Exactly that. Balancing had two main goals: to ensure that all the radiators heat up evenly, and then to ensure that you get a good delta T on the system. The latter I would only worry about when you’ve done the former.
 
Exactly that. Balancing had two main goals: to ensure that all the radiators heat up evenly, and then to ensure that you get a good delta T on the system. The latter I would only worry about when you’ve done the former.
but the problem there is that in these energy expensive times, if you have balanced statically for all rooms on, and you then have scenario - turn off bedroom2 / kitchen / 50% of house , the balancing is out the window ?
I was chewing through the below earlier, and its unclear how you accomodate such a scenario without appropriate valves - maybe best discussed in the 'optimizing' thread.
The DYNAMICAL® thermostatic radiator valves allows the automatic dynamic balancing and pressure-independent adjustment of the thermal medium in the radiators of two-pipe heating systems
 
but the problem there is that in these energy expensive times, if you have balanced statically for all rooms on, and you then have scenario - turn off bedroom2 / kitchen / 50% of house , the balancing is out the window ?
I was chewing through the below earlier, and its unclear how you accomodate such a scenario without appropriate valves - maybe best discussed in the 'optimizing' thread.
The DYNAMICAL® thermostatic radiator valves allows the automatic dynamic balancing and pressure-independent adjustment of the thermal medium in the radiators of two-pipe heating systems

Well, balancing with the valves we normally have in the UK doesn't work very well for precisely the reason you've stated - you balance for a certain condition, which is full load. When your system goes into part load, the balancing is out.

Something like the Altecnic pressure independent valves are perfect. Danfoss also do some (who I would say are better, but you can't put your own heads on them) and so do Drayton (who are ****). The solution in the middle is the Danfoss R-AN valve, on which you can pre-set a specific flow rate, as you can with these pressure independent valves, but you don't get any pressure independence.

Feel free to put it in the other thread. I'll reply there too.
 
Well, balancing with the valves we normally have in the UK doesn't work very well for precisely the reason you've stated - you balance for a certain condition, which is full load. When your system goes into part load, the balancing is out.

Aha, so as I go round the house 2-3 times a day turning radiators on & off depending which rooms we're in, it mucks up the balancing?

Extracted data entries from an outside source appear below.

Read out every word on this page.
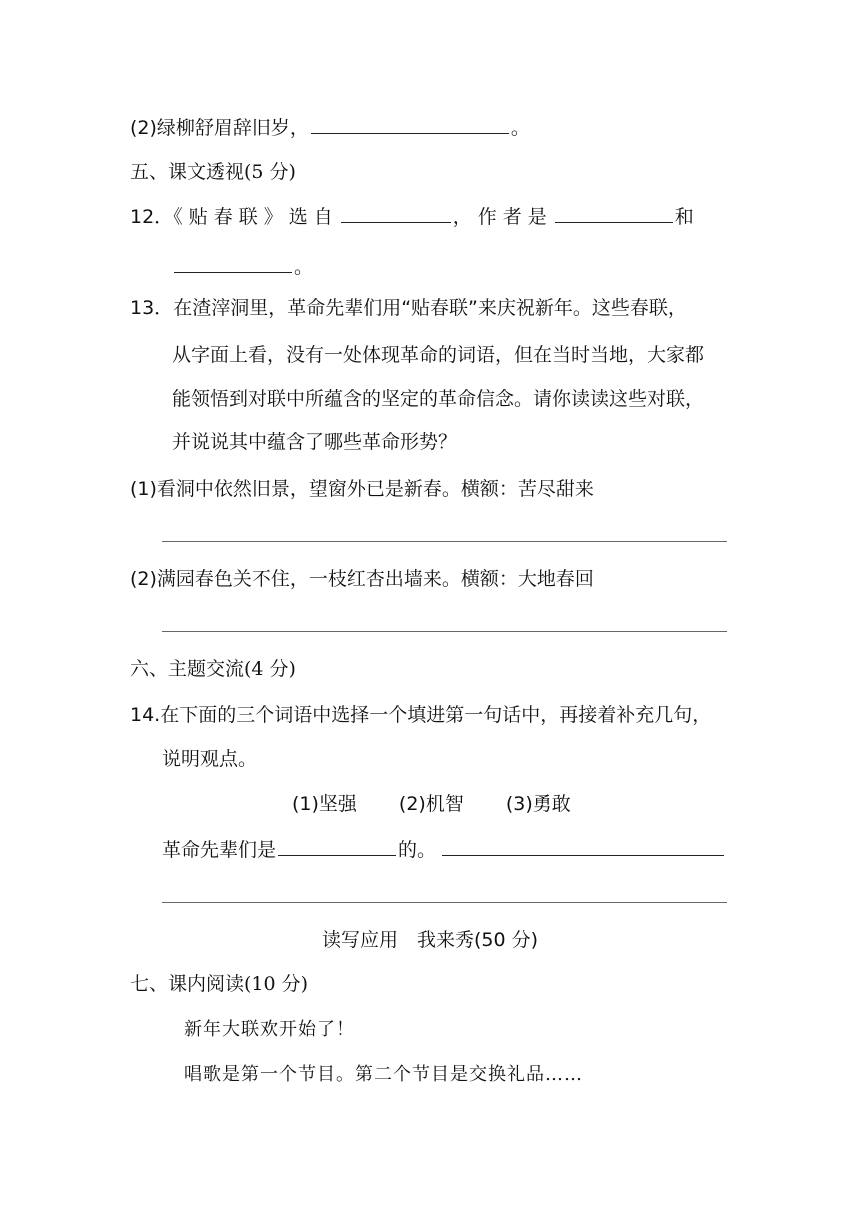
(2)绿柳舒眉辞旧岁，	。
五、课文透视(5 分)
12．《贴春联》选自	，作者是	和
。
13．在渣滓洞里，革命先辈们用“贴春联”来庆祝新年。这些春联，
从字面上看，没有一处体现革命的词语，但在当时当地，大家都
能领悟到对联中所蕴含的坚定的革命信念。请你读读这些对联，
并说说其中蕴含了哪些革命形势？
(1)看洞中依然旧景，望窗外已是新春。横额：苦尽甜来
(2)满园春色关不住，一枝红杏出墙来。横额：大地春回
六、主题交流(4 分)
14.在下面的三个词语中选择一个填进第一句话中，再接着补充几句，
说明观点。
(1)坚强 (2)机智 (3)勇敢
革命先辈们是	的。
读写应用　我来秀(50 分)
七、课内阅读(10 分)
新年大联欢开始了！
唱歌是第一个节目。第二个节目是交换礼品……
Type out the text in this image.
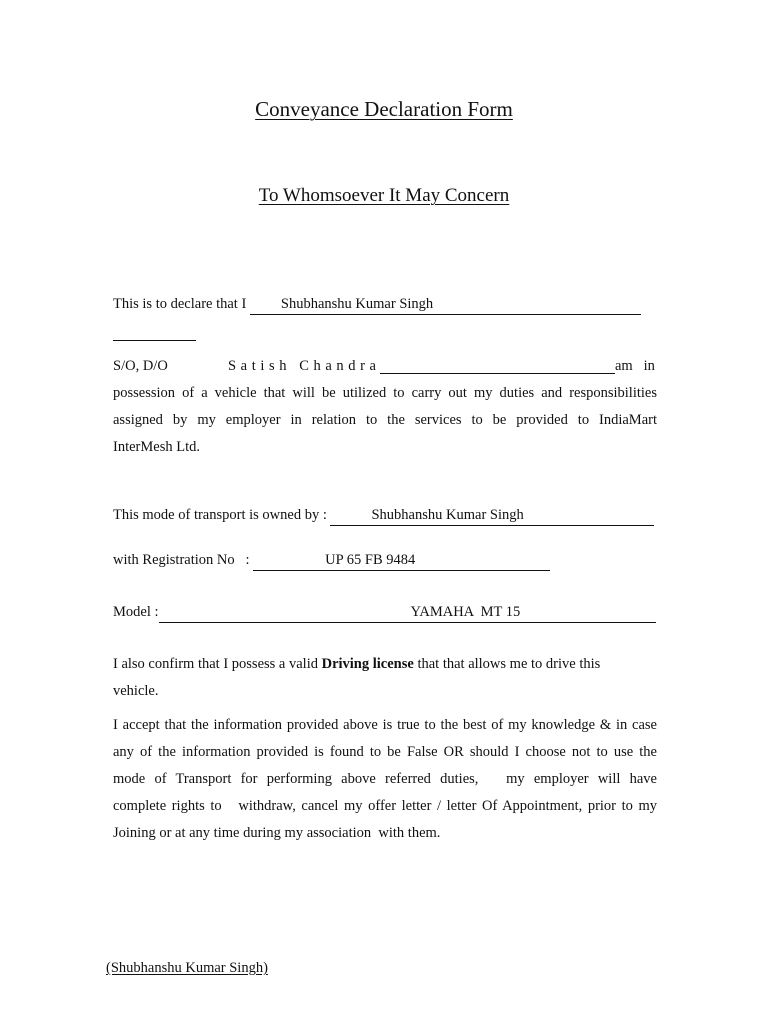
Conveyance Declaration Form
To Whomsoever It May Concern
This is to declare that I Shubhanshu Kumar Singh
S/O, D/O	Satish Chandra	am   in
possession of a vehicle that will be utilized to carry out my duties and responsibilities
assigned by my employer in relation to the services to be provided to IndiaMart
InterMesh Ltd.
This mode of transport is owned by :	Shubhanshu Kumar Singh
with Registration No   :	UP 65 FB 9484
Model :	YAMAHA  MT 15
I also confirm that I possess a valid Driving license that that allows me to drive this
vehicle.
I accept that the information provided above is true to the best of my knowledge & in case
any of the information provided is found to be False OR should I choose not to use the
mode of Transport for performing above referred duties,   my employer will have
complete rights to   withdraw, cancel my offer letter / letter Of Appointment, prior to my
Joining or at any time during my association  with them.
(Shubhanshu Kumar Singh)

During the day the downstairs ones are on low, the two office rooms upstairs + bathroom fully on, and the rest turned off. In the evening the offices get turned off, the lounge on full and the others left on low. Bedrooms have yet to be turned on.
Feel free to put it in the other thread. I'll reply there too.
Which is this other thread I have been missing?
 
Aha, so as I go round the house 2-3 times a day turning radiators on & off depending which rooms we're in, it mucks up the balancing?

During the day the downstairs ones are on low, the two office rooms upstairs + bathroom fully on, and the rest turned off. In the evening the offices get turned off, the lounge on full and the others left on low. Bedrooms have yet to be turned on.

Which is this other thread I have been missing?

Unfortunately, yes. As I say, balancing is a bit of a farce. But better done than not.